Total revenues dropped by 19.4 percent to $1,969 million, weighed down by lower Chinese retail sales and sluggish footwear demand due to lockdown restrictions, including many store closures.
The manufacturing segment saw revenues fall by 17.5 percent to $2,418 million, due to reduced and cancelled orders from customers as well as lower efficiencies and delayed shipments. The group’s factories in China closed in January when the outbreak started, and only reopened in February. Vietnam, Indonesia and China accounted for 43 percent, 42 percent and 11 percent of total shoe deliveries during the period.
The virus also adversely affected the supply chain, resulting in a shortage of certain raw materials. As a result, the gross margin in manufacturing narrowed by 4.3 percentage points to 13.8 percent. On the other hand, the average selling price increased by 4.6 percent to $17.25 per pair, which was primarily due to changes in the group’s product portfolio.
Athletic footwear sales inched down by 4.0 percent to $2,018 million, while sales of casual/outdoor plunged by 66.3 percent to $178.5 million and sports sandals dropped by 25.4 percent to $44.1 million. Sales of soles, components and others declined by 25.9 percent to $177.7 million.

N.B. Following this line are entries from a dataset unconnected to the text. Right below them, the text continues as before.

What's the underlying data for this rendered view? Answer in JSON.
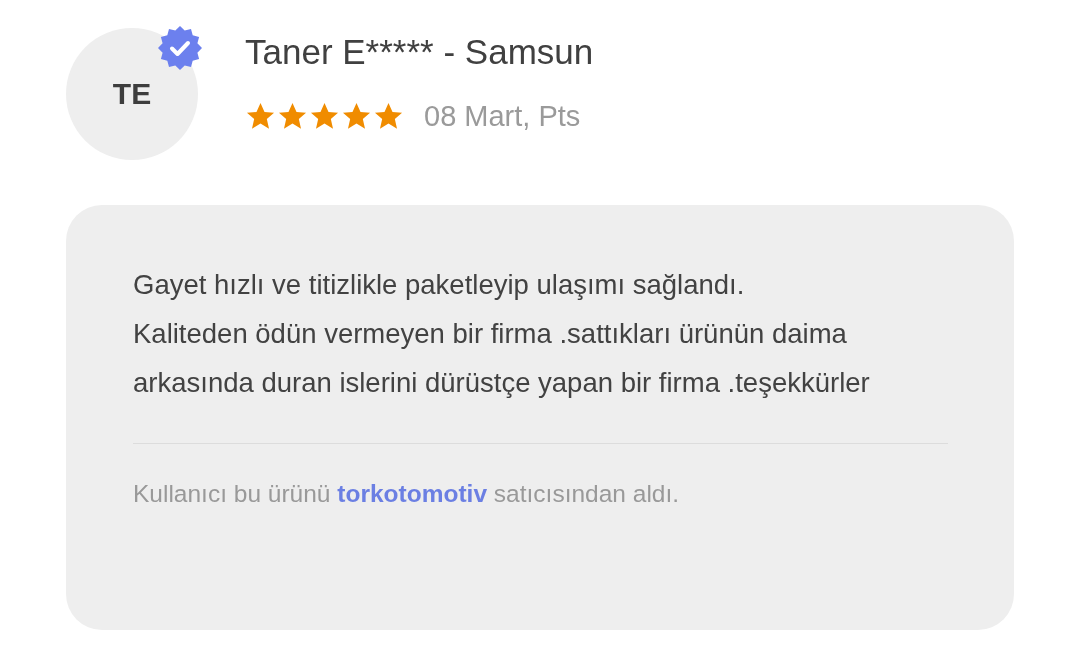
{
  "review": {
    "avatar_initials": "TE",
    "verified": true,
    "author": "Taner E***** - Samsun",
    "stars": 5,
    "date": "08 Mart, Pts",
    "text": "Gayet hızlı ve titizlikle paketleyip ulaşımı sağlandı.\nKaliteden ödün vermeyen bir firma .sattıkları ürünün daima arkasında duran islerini dürüstçe yapan bir firma .teşekkürler",
    "seller_note": {
      "before": "Kullanıcı bu ürünü",
      "seller": "torkotomotiv",
      "after": "satıcısından aldı."
    }
  }
}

Retail sales in China by the company’s Pou Sheng subsidiary tumbled by 15.3 percent to $1,667 million, hampered by store closures in February and March. The company focused on e-commerce, and launched its first WeChat stores in February, while adding content online to attract customers. At the end of the period, Pou Sheng had 5,597 directly operated stores and 3,839 stores operated by sub-distributors.
Looking at the rest of the year, Yue Yuen anticipates that the impact of Covid-19 on the group’s manufacturing business will diminish in the coming quarters. However, global demand for shoes is likely to remain subdued and may be further impacted by the recurring waves of infections that are forcing some economies back into lockdowns. It has witnessed signs of increased retail spending in some markets and believes that a recovery of the sporting goods market will be supported by the resumption of sports leagues such as the NBA and Premier League. Nevertheless, the company remains cautious and will continuously work to limit expenses.